Em ambas as obras, tanto a de Sara, quanto a de Sophie, vemos o interesse pela vida alheia, a catalogação de objetos pessoais e o apreço pela banalidade do cotidiano como questões que se manifestam de formas muito particulares em cada trabalho. Em Sara, as ferramentas e os formatos parecem ter uma importância tão grande quanto o conteúdo: os mapas, tabelas e equipamentos sonoros são fundamentais para propor noções ampliadas da realidade e exercitar um olhar mais atento aos pormenores dos lugares onde vivemos e por onde passamos. Ao mapear as câmeras de vigilância da cidade, Sara Lana denuncia a presença massiva de equipamentos de captação de imagens nos centros urbanos, assim como chama atenção ao controle que o Estado e as empresas privadas têm sobre os nossos dados e imagens, denunciando um dos efeitos da alienação tecnológica vivida na contemporaneidade.
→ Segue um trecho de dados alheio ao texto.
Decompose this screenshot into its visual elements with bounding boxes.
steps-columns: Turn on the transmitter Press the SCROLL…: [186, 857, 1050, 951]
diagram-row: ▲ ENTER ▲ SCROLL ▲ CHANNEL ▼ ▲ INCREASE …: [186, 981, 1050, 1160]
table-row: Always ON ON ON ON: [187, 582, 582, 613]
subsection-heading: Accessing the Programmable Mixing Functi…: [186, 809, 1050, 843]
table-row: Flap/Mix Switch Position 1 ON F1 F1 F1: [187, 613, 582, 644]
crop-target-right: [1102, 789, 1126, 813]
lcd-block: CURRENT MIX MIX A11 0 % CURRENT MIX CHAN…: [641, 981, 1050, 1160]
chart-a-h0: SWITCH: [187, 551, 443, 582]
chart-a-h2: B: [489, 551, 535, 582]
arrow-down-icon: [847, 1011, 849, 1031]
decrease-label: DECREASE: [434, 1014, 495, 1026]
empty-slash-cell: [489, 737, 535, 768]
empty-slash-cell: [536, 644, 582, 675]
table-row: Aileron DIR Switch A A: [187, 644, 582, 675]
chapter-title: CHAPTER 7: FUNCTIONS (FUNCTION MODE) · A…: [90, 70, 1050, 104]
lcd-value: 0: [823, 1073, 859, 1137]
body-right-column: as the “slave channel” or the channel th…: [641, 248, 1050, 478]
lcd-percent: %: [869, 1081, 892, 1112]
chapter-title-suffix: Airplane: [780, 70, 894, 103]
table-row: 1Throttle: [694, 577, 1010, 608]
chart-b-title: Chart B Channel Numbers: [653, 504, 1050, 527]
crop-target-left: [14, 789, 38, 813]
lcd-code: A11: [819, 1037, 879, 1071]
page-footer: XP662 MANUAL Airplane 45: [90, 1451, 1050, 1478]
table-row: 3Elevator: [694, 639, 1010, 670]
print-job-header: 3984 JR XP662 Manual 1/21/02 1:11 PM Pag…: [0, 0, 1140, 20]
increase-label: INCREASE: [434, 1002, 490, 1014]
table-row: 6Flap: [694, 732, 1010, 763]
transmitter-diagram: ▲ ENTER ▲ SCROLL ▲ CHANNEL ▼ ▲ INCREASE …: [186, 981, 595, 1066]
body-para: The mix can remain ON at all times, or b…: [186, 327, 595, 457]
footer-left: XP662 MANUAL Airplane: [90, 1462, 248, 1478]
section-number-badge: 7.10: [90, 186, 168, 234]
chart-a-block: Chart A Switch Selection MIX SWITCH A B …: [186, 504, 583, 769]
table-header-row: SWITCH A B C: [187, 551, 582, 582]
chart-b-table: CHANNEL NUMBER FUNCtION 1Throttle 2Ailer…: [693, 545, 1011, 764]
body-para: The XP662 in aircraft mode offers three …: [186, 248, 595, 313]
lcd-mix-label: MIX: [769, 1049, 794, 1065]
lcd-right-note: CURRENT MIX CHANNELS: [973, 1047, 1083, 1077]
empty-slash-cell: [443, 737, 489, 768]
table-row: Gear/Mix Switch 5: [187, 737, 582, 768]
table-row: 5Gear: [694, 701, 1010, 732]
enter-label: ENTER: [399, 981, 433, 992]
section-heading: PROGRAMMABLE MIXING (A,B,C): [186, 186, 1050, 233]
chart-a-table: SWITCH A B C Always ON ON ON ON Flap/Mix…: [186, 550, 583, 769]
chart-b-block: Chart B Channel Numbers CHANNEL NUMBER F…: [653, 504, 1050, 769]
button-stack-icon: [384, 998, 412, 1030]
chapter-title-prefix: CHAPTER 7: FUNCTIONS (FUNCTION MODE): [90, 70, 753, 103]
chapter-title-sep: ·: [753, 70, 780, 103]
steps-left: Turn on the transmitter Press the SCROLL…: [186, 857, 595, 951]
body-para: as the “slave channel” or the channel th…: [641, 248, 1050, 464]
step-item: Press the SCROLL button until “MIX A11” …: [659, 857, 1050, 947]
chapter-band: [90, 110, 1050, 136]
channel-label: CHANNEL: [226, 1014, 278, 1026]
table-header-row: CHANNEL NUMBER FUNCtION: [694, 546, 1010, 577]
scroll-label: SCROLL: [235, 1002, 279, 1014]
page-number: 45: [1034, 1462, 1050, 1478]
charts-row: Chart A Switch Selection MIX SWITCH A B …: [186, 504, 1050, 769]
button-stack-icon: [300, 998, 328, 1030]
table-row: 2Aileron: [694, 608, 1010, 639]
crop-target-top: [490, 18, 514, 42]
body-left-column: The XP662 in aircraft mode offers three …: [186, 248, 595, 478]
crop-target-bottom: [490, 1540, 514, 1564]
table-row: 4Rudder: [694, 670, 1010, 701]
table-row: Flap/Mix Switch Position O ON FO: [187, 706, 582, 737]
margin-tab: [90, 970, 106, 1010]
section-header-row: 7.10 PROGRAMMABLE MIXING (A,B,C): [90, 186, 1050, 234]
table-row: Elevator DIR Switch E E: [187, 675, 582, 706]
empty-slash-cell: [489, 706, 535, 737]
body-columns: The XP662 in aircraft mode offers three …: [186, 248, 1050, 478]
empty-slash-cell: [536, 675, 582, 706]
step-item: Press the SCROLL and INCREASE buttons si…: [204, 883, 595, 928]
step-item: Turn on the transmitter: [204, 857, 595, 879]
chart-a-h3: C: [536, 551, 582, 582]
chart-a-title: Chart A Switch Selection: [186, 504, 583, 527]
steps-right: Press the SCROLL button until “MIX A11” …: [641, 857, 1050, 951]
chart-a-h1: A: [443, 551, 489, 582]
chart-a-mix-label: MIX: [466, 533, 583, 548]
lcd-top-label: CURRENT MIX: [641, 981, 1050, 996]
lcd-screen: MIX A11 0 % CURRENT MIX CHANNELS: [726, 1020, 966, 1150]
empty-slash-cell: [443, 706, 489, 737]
Durante a atividade, pudemos nos aproximar do trabalho da artista e imergir em sua poética por um breve e intenso encontro, ao longo do qual fomos convidados a repensar lógicas sociais e conhecer novas formas de comunicação e geolocalização. No final, seguimos refletindo sobre como a arte pode ser uma ferramenta potente para propor novas formas de interação à distância e propiciar relações de afeto no ambiente virtual – aspecto que ganha valor especialmente no momento atual, quando muitos de nós passamos a maior parte do tempo no espaço limitado da casa, isolados de outras pessoas. Ao longo do encontro com Sara Lana, pudemos sonhar com lugares possíveis e viajar juntos, sem sair de casa, criando intimidade com o desconhecido e desenhando narrativas simultaneamente pessoais e coletivas.